The technical challenges of connecting digital data with physical purchases are considerable. Furthermore, they have intensified with recent changes in data privacy policies. These connections require common identifiers between online and offline channels. A task that has become more complex with the phasing out of third-party cookies and the tightening of privacy regulations. Emerging solutions include creative approaches such as the strategic use of QR codes, dedicated mobile apps, and digital loyalty cards that allow for the creation of effective bridges between the digital and physical experience. Brands can track the complete customer journey in a way that respects privacy while maintaining measurement capabilities.
Retailers with a truly omnichannel presence possess significant natural advantages in this measurement, as they control both digital and physical channels and can offer brands a more complete and accurate view of the real impact of their campaigns.

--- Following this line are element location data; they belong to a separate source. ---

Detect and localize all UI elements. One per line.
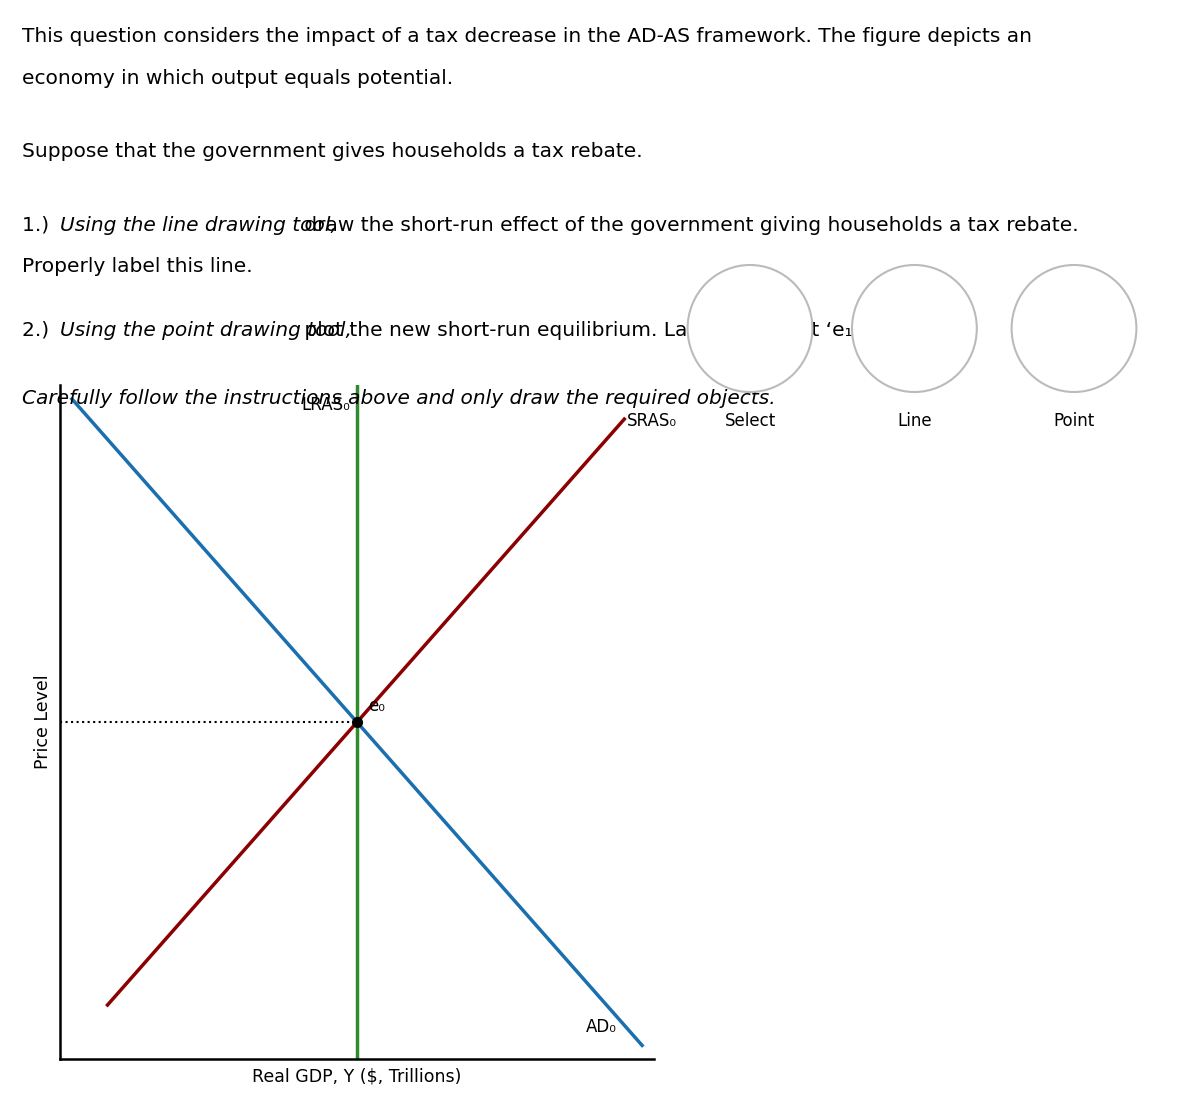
Text: Carefully follow the instructions above and only draw the required objects.: Carefully follow the instructions above … xyxy=(22,389,775,407)
Text: Line: Line xyxy=(898,412,931,429)
Text: Using the line drawing tool,: Using the line drawing tool, xyxy=(60,216,337,234)
Text: 1.): 1.) xyxy=(22,216,55,234)
Text: LRAS₀: LRAS₀ xyxy=(301,395,350,414)
Y-axis label: Price Level: Price Level xyxy=(34,675,52,770)
Text: SRAS₀: SRAS₀ xyxy=(628,413,677,430)
Text: AD₀: AD₀ xyxy=(586,1018,617,1037)
Text: Properly label this line.: Properly label this line. xyxy=(22,257,252,276)
Text: draw the short-run effect of the government giving households a tax rebate.: draw the short-run effect of the governm… xyxy=(298,216,1079,234)
Text: Suppose that the government gives households a tax rebate.: Suppose that the government gives househ… xyxy=(22,142,642,161)
Text: plot the new short-run equilibrium. Label this point ‘e₁’.: plot the new short-run equilibrium. Labe… xyxy=(298,321,865,339)
Text: This question considers the impact of a tax decrease in the AD-AS framework. The: This question considers the impact of a … xyxy=(22,27,1032,46)
Text: 2.): 2.) xyxy=(22,321,55,339)
Text: economy in which output equals potential.: economy in which output equals potential… xyxy=(22,69,452,88)
Text: e₀: e₀ xyxy=(367,698,385,715)
Text: Select: Select xyxy=(725,412,775,429)
X-axis label: Real GDP, Y ($, Trillions): Real GDP, Y ($, Trillions) xyxy=(252,1068,462,1085)
Text: Using the point drawing tool,: Using the point drawing tool, xyxy=(60,321,352,339)
Text: Point: Point xyxy=(1054,412,1094,429)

Conclusion: The Future of Measurement in Retail Media
The future of measurement in Retail Media is inexorably moving towards more sophisticated, precise, and adaptive models. The convergence of big data, artificial intelligence, and enhanced tracking capabilities is transforming an industry that for decades has relied on simplified and often misleading metrics.
Last-click attribution is insufficient in the face of purchase journeys that include multiple interactions, both in digital and physical environments. Given this landscape, brands need tools that more accurately reflect the real contribution of each touchpoint, especially in channels where purchase intent is already present from the outset.
Advanced attribution models allow for a better understanding of campaign impact and more effective resource allocation. Their implementation, however, requires solid data, technical capability, and a clear vision of consumer behaviour. Collaboration between brands and retailers is key, especially in closed environments where correct measurement is only possible if available integrations are leveraged and first-party data is used strategically.
Omnichannel measurement, which links digital exposure with physical sales, represents a decisive step in closing current gaps. Solutions that allow these worlds to be connected, while respecting user privacy, open up new possibilities for understanding the full performance of campaigns.
When data is connected with intelligence, every touchpoint can reveal a growth opportunity, even those that do not typically appear in traditional reports. What often goes unnoticed in measurement might be precisely what is driving purchasing decisions. And it is these decisions, properly understood, that enable a brand to grow sustainably.